Investor's wiki

Money Market Yield

Money Market Yield

What Is the Money Market Yield?

The money market yield is the interest rate earned by investing in securities with high liquidity and maturities of short of what one year, for example, negotiable certificates of deposit, U.S. Treasury bills, and municipal notes. Money market yield is calculated by taking the holding period yield and multiplying it by a 360-day bank year partitioned by days to maturity. It can likewise be calculated utilizing a bank discount yield.

The money market yield is closely related to the CD-equivalent yield and bond equivalent yield (BEY).

Understanding the Money Market Yield

The money market is the part of the more extensive financial markets that arrangements with highly liquid and short-term financial securities. The market joins borrowers and lenders who are hoping to transact in short-term instruments overnight or for certain days, weeks, or months, but in every case under a year.

Active participants in this market incorporate banks, money market funds, brokers, and dealers. Instances of money market securities incorporate Certificates of Deposit (CD), Treasury bills (T-bills), commercial paper, municipal notes, short-term asset-backed securities, Eurodollar deposits, and repurchase agreements. To earn a money market yield, it is thus important to have a money market account. Banks, for instance, offer money market accounts since they need to borrow funds on a short-term basis to meet reserve requirements and to participate in interbank lending.

Money market investors receive compensation for lending funds to entities that need to satisfy their short-term debt obligations. This compensation is typically as variable interest rates determined by the current interest rate in the economy. Since money market securities are considered to have low default risk, the money market yield will be lower than the yield on stocks and bonds but higher than the interest rates on standard savings accounts.

Calculating the Money Market Yield

Although interest rates are quoted annually, the quoted interest may actually be accumulated semi-annually, quarterly, monthly, or even daily. The money market yield is calculated utilizing the bond equivalent yield (BEY) in light of a 360-day year, which assists an investor with contrasting the return of a bond that pays a coupon on an annual basis with a bond that pays semi-annual, quarterly, or some other coupons.

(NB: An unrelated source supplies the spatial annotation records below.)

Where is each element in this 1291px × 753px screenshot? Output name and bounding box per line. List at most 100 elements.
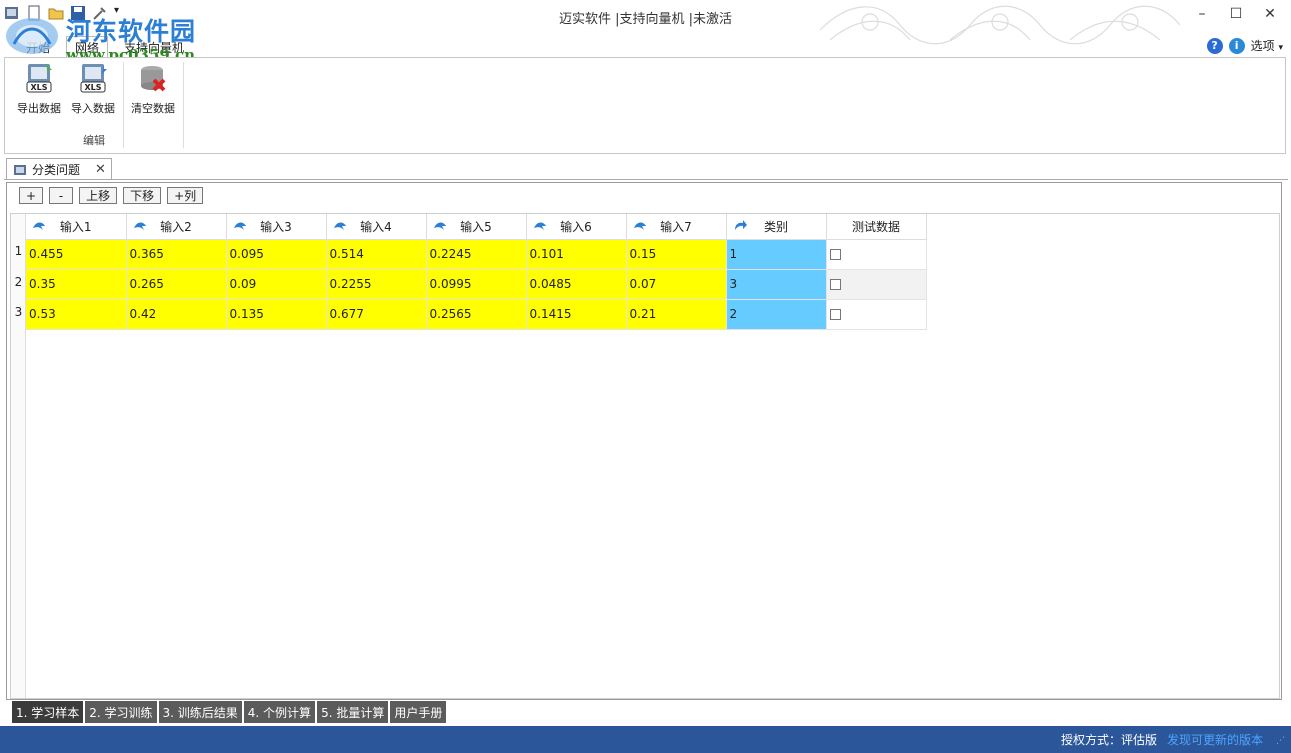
category-cell[interactable]: 1 (726, 239, 827, 270)
table-cell[interactable]: 0.09 (226, 269, 327, 300)
table-row: 0.35 0.265 0.09 0.2255 0.0995 0.0485 0.0… (26, 269, 927, 300)
group-separator (183, 62, 184, 148)
tab-learning-samples[interactable]: 1. 学习样本 (12, 701, 84, 723)
move-down-button[interactable]: 下移 (123, 187, 162, 204)
document-tab-label: 分类问题 (32, 163, 81, 177)
data-grid: 1 2 3 输入1 输入2 输入3 输入4 输入5 输入6 输入7 类别 测试数… (10, 213, 1280, 699)
table-cell[interactable]: 0.15 (626, 239, 727, 270)
import-data-button[interactable]: XLS 导入数据 (67, 62, 119, 116)
export-xls-icon: XLS (26, 64, 52, 93)
move-up-button[interactable]: 上移 (79, 187, 118, 204)
license-status: 授权方式：评估版 (1060, 733, 1157, 747)
row-header-gutter: 1 2 3 (11, 214, 26, 698)
column-header[interactable]: 输入4 (326, 214, 427, 240)
category-cell[interactable]: 3 (726, 269, 827, 300)
table-cell[interactable]: 0.677 (326, 299, 427, 330)
row-number: 2 (14, 275, 23, 289)
table-cell[interactable]: 0.0995 (426, 269, 527, 300)
clear-data-button[interactable]: 清空数据 (127, 62, 179, 116)
column-header[interactable]: 输入6 (526, 214, 627, 240)
maximize-button[interactable]: ☐ (1219, 2, 1253, 26)
table-cell[interactable]: 0.35 (26, 269, 127, 300)
document-icon (14, 164, 26, 175)
input-column-icon (433, 222, 446, 230)
import-xls-icon: XLS (80, 64, 107, 93)
status-bar: 授权方式：评估版 发现可更新的版本 ⋰ (0, 726, 1291, 753)
tab-single-calculation[interactable]: 4. 个例计算 (243, 701, 316, 723)
column-header[interactable]: 输入2 (126, 214, 227, 240)
add-row-button[interactable]: + (19, 187, 44, 204)
table-cell[interactable]: 0.135 (226, 299, 327, 330)
tab-training-results[interactable]: 3. 训练后结果 (158, 701, 242, 723)
svg-text:XLS: XLS (84, 83, 101, 92)
group-label-edit: 编辑 (83, 134, 105, 147)
resize-grip-icon[interactable]: ⋰ (1276, 736, 1285, 746)
clear-data-label: 清空数据 (131, 102, 175, 115)
tab-divider (4, 179, 1288, 180)
test-data-checkbox[interactable] (829, 249, 841, 260)
test-data-cell (826, 239, 927, 270)
tab-user-manual[interactable]: 用户手册 (390, 701, 447, 723)
table-cell[interactable]: 0.07 (626, 269, 727, 300)
close-button[interactable]: ✕ (1253, 2, 1287, 26)
test-data-checkbox[interactable] (829, 279, 841, 290)
column-header[interactable]: 类别 (726, 214, 827, 240)
table-cell[interactable]: 0.2245 (426, 239, 527, 270)
table-cell[interactable]: 0.53 (26, 299, 127, 330)
minimize-button[interactable]: – (1185, 2, 1219, 26)
table-cell[interactable]: 0.265 (126, 269, 227, 300)
options-menu[interactable]: 选项 ▾ (1251, 37, 1283, 54)
column-header[interactable]: 测试数据 (826, 214, 927, 240)
input-column-icon (533, 222, 546, 230)
chevron-down-icon: ▾ (1278, 43, 1283, 53)
export-data-button[interactable]: XLS 导出数据 (13, 62, 65, 116)
test-data-cell (826, 269, 927, 300)
table-cell[interactable]: 0.514 (326, 239, 427, 270)
row-number: 3 (14, 305, 23, 319)
table-cell[interactable]: 0.455 (26, 239, 127, 270)
document-tab[interactable]: 分类问题 ✕ (6, 158, 112, 180)
column-header[interactable]: 输入3 (226, 214, 327, 240)
test-data-checkbox[interactable] (829, 309, 841, 320)
table-cell[interactable]: 0.2255 (326, 269, 427, 300)
table-cell[interactable]: 0.0485 (526, 269, 627, 300)
column-header[interactable]: 输入1 (26, 214, 127, 240)
table-cell[interactable]: 0.1415 (526, 299, 627, 330)
help-icon[interactable]: ? (1206, 37, 1223, 54)
grid-toolbar: + - 上移 下移 +列 (19, 187, 204, 204)
table-cell[interactable]: 0.42 (126, 299, 227, 330)
bottom-tab-bar: 1. 学习样本 2. 学习训练 3. 训练后结果 4. 个例计算 5. 批量计算… (12, 701, 447, 723)
table-cell[interactable]: 0.365 (126, 239, 227, 270)
options-label: 选项 (1250, 39, 1275, 53)
ribbon-panel: XLS 导出数据 XLS 导入数据 清空数据 编辑 (4, 57, 1286, 154)
add-column-button[interactable]: +列 (167, 187, 204, 204)
tab-batch-calculation[interactable]: 5. 批量计算 (317, 701, 389, 723)
input-column-icon (133, 222, 146, 230)
input-column-icon (633, 222, 646, 230)
tab-learning-training[interactable]: 2. 学习训练 (85, 701, 157, 723)
column-header[interactable]: 输入5 (426, 214, 527, 240)
table-cell[interactable]: 0.2565 (426, 299, 527, 330)
table-cell[interactable]: 0.101 (526, 239, 627, 270)
table-cell[interactable]: 0.21 (626, 299, 727, 330)
remove-row-button[interactable]: - (49, 187, 74, 204)
data-table: 输入1 输入2 输入3 输入4 输入5 输入6 输入7 类别 测试数据 0.45… (26, 214, 927, 330)
content-panel: + - 上移 下移 +列 1 2 3 输入1 输入2 输入3 输入4 输入5 输… (6, 182, 1282, 700)
column-header[interactable]: 输入7 (626, 214, 727, 240)
import-data-label: 导入数据 (71, 102, 115, 115)
test-data-cell (826, 299, 927, 330)
info-icon[interactable]: i (1228, 37, 1245, 54)
category-cell[interactable]: 2 (726, 299, 827, 330)
svg-text:XLS: XLS (30, 83, 47, 92)
close-tab-icon[interactable]: ✕ (95, 162, 106, 177)
table-row: 0.53 0.42 0.135 0.677 0.2565 0.1415 0.21… (26, 299, 927, 330)
input-column-icon (33, 222, 45, 230)
group-separator (123, 62, 124, 148)
update-link[interactable]: 发现可更新的版本 (1167, 731, 1263, 748)
clear-database-icon (141, 66, 166, 92)
table-cell[interactable]: 0.095 (226, 239, 327, 270)
watermark-logo (6, 18, 58, 54)
header-row: 输入1 输入2 输入3 输入4 输入5 输入6 输入7 类别 测试数据 (26, 214, 927, 240)
output-column-icon (734, 220, 747, 230)
input-column-icon (233, 222, 246, 230)
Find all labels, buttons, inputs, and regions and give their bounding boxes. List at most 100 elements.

The formula for the money market yield is:

Money market yield = Holding period yield x (360/Time to maturity)

Money market yield = [(Face value - Purchase price)/Purchase price] x (360/Time to maturity)

For instance, a T-bill with $100,000 face value is issued for $98,000 and due to mature in 180 days. The money market yield is:

  • = ($100,000 - $98,000/$98,000) x 360/180
  • = 0.0204 x 2
  • = 0.0408, or 4.08%

The money market yield contrasts slightly from the bank discount yield, which is computed on the face value, not the purchase price. Nonetheless, the money market yield can likewise be calculated utilizing the bank discount yield as found in this formula:

Money market yield = Bank discount yield x (Face value/Purchase price)

Money market yield = Bank discount yield/[1 - (Face value - Purchase price/Face value)]

Where bank discount yield = (Face value - Purchase price)/Face value x (360/Time to maturity)

Highlights

  • The money market yield is what money market instruments are expected to return to investors.
  • The money market includes the purchase and sale of large volumes of extremely short-term debt products, like overnight reserves or commercial paper.
  • An individual might invest in the money market by purchasing a money market mutual fund, buying a Treasury bill, or opening a money market account at a bank.